Science Reasoning Center - Circular Motion

You have reached the Construction Zone. As of April 1, 2023 the redo of our Science Reasoning Center was elevated to our top priority. We should have a large amount of content ready by August 1, 2023. We release content once it is ready, allowing teachers to preview and to test our latest creations for potential adoption into their curriculum and unit planning. You can stop by periodically to view our progress. It will be like watching a skyscraper being built ... only more exciting. You can also keep abreast of our developments by a periodic visit to the What's New at TPC? page

The Legacy version of the Science Reasoning Center can be found here.

Learn more: About the Science Reasoning Center.

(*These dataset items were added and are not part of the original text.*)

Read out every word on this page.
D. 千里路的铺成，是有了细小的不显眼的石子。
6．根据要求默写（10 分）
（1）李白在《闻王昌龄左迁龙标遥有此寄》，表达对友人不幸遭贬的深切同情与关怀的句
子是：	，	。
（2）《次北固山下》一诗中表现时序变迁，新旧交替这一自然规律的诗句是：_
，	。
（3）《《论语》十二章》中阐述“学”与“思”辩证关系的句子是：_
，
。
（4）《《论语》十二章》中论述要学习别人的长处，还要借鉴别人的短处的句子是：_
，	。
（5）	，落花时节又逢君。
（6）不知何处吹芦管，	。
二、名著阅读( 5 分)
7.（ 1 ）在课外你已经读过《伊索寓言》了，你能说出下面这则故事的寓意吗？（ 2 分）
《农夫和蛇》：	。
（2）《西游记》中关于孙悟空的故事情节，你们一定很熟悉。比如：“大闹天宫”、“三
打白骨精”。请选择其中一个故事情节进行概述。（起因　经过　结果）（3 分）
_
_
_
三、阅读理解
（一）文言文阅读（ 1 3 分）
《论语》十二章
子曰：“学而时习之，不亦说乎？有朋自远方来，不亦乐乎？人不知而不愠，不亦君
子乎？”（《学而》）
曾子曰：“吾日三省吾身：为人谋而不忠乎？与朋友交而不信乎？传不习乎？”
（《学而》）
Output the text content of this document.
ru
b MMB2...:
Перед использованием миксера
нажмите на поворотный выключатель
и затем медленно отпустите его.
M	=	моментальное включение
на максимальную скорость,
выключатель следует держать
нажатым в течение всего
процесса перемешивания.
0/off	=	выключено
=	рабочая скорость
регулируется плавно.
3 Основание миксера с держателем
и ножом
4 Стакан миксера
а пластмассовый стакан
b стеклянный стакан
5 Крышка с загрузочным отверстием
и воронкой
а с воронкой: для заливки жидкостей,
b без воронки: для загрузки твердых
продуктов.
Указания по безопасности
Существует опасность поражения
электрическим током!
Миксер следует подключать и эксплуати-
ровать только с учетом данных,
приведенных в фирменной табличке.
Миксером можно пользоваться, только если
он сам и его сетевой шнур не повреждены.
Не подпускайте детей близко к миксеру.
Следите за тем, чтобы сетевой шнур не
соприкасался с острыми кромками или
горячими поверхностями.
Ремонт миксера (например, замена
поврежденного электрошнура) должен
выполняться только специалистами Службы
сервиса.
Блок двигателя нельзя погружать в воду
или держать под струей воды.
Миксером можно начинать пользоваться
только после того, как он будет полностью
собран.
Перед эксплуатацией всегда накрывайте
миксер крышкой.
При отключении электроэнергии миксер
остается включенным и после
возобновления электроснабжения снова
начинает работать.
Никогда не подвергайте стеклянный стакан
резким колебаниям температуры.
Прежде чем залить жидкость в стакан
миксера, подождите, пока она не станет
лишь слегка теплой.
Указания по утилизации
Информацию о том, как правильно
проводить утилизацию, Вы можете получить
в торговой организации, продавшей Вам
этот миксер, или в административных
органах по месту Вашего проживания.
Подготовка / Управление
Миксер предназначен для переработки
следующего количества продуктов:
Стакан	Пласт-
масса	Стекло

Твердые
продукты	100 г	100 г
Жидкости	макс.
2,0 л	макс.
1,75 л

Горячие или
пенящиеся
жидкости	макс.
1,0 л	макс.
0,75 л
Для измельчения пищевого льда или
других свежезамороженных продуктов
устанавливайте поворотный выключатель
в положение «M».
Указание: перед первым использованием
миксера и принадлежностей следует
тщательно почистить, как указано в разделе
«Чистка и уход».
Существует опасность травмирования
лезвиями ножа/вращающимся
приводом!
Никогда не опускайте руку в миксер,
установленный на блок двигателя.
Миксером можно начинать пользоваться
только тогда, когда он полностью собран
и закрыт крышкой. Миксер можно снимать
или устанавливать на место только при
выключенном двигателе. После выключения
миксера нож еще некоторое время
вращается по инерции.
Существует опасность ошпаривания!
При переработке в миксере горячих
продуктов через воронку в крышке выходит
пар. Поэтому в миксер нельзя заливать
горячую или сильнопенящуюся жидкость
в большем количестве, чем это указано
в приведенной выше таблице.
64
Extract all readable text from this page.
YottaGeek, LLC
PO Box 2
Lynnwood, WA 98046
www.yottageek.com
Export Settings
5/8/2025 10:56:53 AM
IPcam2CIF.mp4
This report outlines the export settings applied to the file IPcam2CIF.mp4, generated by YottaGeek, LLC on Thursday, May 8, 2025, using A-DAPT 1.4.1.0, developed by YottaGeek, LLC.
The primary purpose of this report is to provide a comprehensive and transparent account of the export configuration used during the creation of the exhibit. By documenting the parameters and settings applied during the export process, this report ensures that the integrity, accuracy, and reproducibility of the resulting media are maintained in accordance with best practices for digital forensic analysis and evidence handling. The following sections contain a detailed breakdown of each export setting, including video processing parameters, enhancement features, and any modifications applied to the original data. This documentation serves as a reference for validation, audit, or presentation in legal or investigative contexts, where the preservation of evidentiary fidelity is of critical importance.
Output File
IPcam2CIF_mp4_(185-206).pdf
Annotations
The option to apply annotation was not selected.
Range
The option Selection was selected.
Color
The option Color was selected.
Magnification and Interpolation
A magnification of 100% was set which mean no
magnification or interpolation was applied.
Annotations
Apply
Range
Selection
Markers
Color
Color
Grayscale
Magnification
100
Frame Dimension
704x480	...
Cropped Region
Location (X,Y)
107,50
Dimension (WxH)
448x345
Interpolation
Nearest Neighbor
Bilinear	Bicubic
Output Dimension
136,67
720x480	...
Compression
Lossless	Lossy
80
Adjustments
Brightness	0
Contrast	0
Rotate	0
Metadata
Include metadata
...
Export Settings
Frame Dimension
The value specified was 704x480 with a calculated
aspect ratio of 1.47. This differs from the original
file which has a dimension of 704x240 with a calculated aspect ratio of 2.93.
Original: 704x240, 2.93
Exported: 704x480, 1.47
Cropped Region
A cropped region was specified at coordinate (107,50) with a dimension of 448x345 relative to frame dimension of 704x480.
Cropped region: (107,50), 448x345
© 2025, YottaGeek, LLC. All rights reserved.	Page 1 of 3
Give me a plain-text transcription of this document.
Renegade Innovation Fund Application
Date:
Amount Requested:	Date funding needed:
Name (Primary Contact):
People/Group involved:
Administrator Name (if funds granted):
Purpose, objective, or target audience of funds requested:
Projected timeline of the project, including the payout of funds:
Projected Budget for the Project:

The following activities are planned for our Grand Opening. Once construction is completed, we will include a link to the activity:

Weightlessness Training

This activity presents information regarding NASA's effort to train astronauts to become accustomed to weightless sensations. Information is presented in the form of a graph, a photo and a diagram. Questions target a student's ability to interpret a graph and a diagram in light of a body of text, to select data values from a graph, to identify conclusions that are consistent with a model, and to translate information from one graph to another graph.


Roller Coaster Loops

This activity presents data that compares a circular loop and a clothoid loop on a roller coaster, thus comparing the effect of loop shape, loop radius and initial drop height upon the speed and the G forces experienced by riders at the top and the bottom of the loops. Data is presented in the form of two figures and two data tables. Questions target a student's ability to identify the effect of one variable upon another variable, to compare data points from different tables, to interpolate and to extrapolate from data in a table, to draw conclusions that are consistent with the provided data, and to use provided data to evaluate the safety issues surrounding projected loop designs.


Kepler's Law of Harmonies

This activity describes an exercis in which students analyze period-radius data for the orbit of the (traditional) nine planets. The information is presented in the form of a data table and six different graphs of period and radius raised to various powers. Questions target a student's ability to understand the linear regression process, to recognize patterns in the data and graphs, to identify the relationship between the two variables, and to use the relationship to make predictions about the radius ratio or period ratio for planets in a fictional solar system.